O caminho alternativo poderia ter sido, em primeiro lugar, tirar boa parte do investimento público da LOA e trata-lo como parafiscal. Das propostas que moldam esse caminho, todas preveem aportes em fundos de ativos com gestão e funding privado em alto volume. É o que o próprio programa de obras do governo, o novo PAC, prevê. O dinheiro privado detém mais de 60% das projeções do investimento necessário do PAC.

A vantagem desse sistema é que ele não compromete as metas da LOA, em especial o resultado primário, sem juros, que o ministro Fernando Haddad gostaria de zerar em 2024 e atingir um superávit de 1% do PIB em 2026.

Também permitiria focar a melhoria da gestão do Estado, uma missão, já nem mais projeto, pois no mundo das relações digitais e o domínio crescente da inteligência artificial não cabe mais, entre outras obsolescências, arrecadar imposto pelo processo declaratório.

Lula se fez ouvir ao declarar na sexta-feira que “para quem está na Fazenda dinheiro bom é dinheiro no Tesouro, mas, para quem está na Presidência, dinheiro bom é dinheiro transformado em obras”.

Não, ele não advogou gastança, como porta—vozes do fundamentalismo do mercado na imprensa correram a criticar. Expressou que controle fiscal é uma conta com duas entradas: gasto no numerador e produto, ou seja, PIB, no denominador. Não é só desossar o gasto, é também engordar o PIB.

Ponto sem retorno no mundo

Fato é que, tanto pela mudança estrutural das exportações, com agro, minérios e petróleo bombando a entrada de dólares, quanto pelo mundo com a geopolítica confusa e ameaçadora, não cabe ao governante nem aos políticos operar a economia na defensiva. E que não haja guerra.

Como disse o CEO do JP Morgan, Jamie Dimon, podemos estar no momento “mais perigoso que o mundo já viu em décadas”. E não só pelo risco de guerras convencionais. É que, nos últimos 22 anos, EUA e seus aliados têm exercido cada vez mais o poder económico em vez da força militar.

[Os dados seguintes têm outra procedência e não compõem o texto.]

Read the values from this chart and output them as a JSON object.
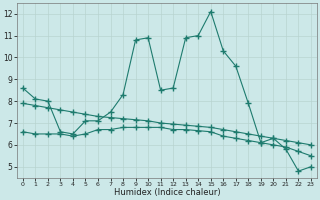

O resultado é o fechamento do fosso entre finanças e guerra, segundo ensaio na revista Politico de Josh Lipsky e Julia Friedlander, ambos analistas renomados em segurança global. Isso é um mundo novo.

Uma coisa são as sanções comerciais e financeiras contra Cuba, Irã e Coreia do Norte. Outra é contra a Rússia, potência nuclear, incluindo o confisco de ativos no exterior e contas bancárias, algo como US$ 300 bilhões, sugerindo igual ameaça contra a China conforme evolua a questão de Taiwan.

“Será que Washington entenderá as implicações para a sua formulação de políticas daqui para frente?”, eles indagam.

Se Washington entende ou não, é com eles. Nós é que não podemos ser pequenos e ignorar as transformações que passam em tempo real diante de nossos olhos. A imprudência transcende eventuais restrições fiscais.

Antonio Machado é jornalista, colunista dos jornais Correio Braziliense e Estado de Minas.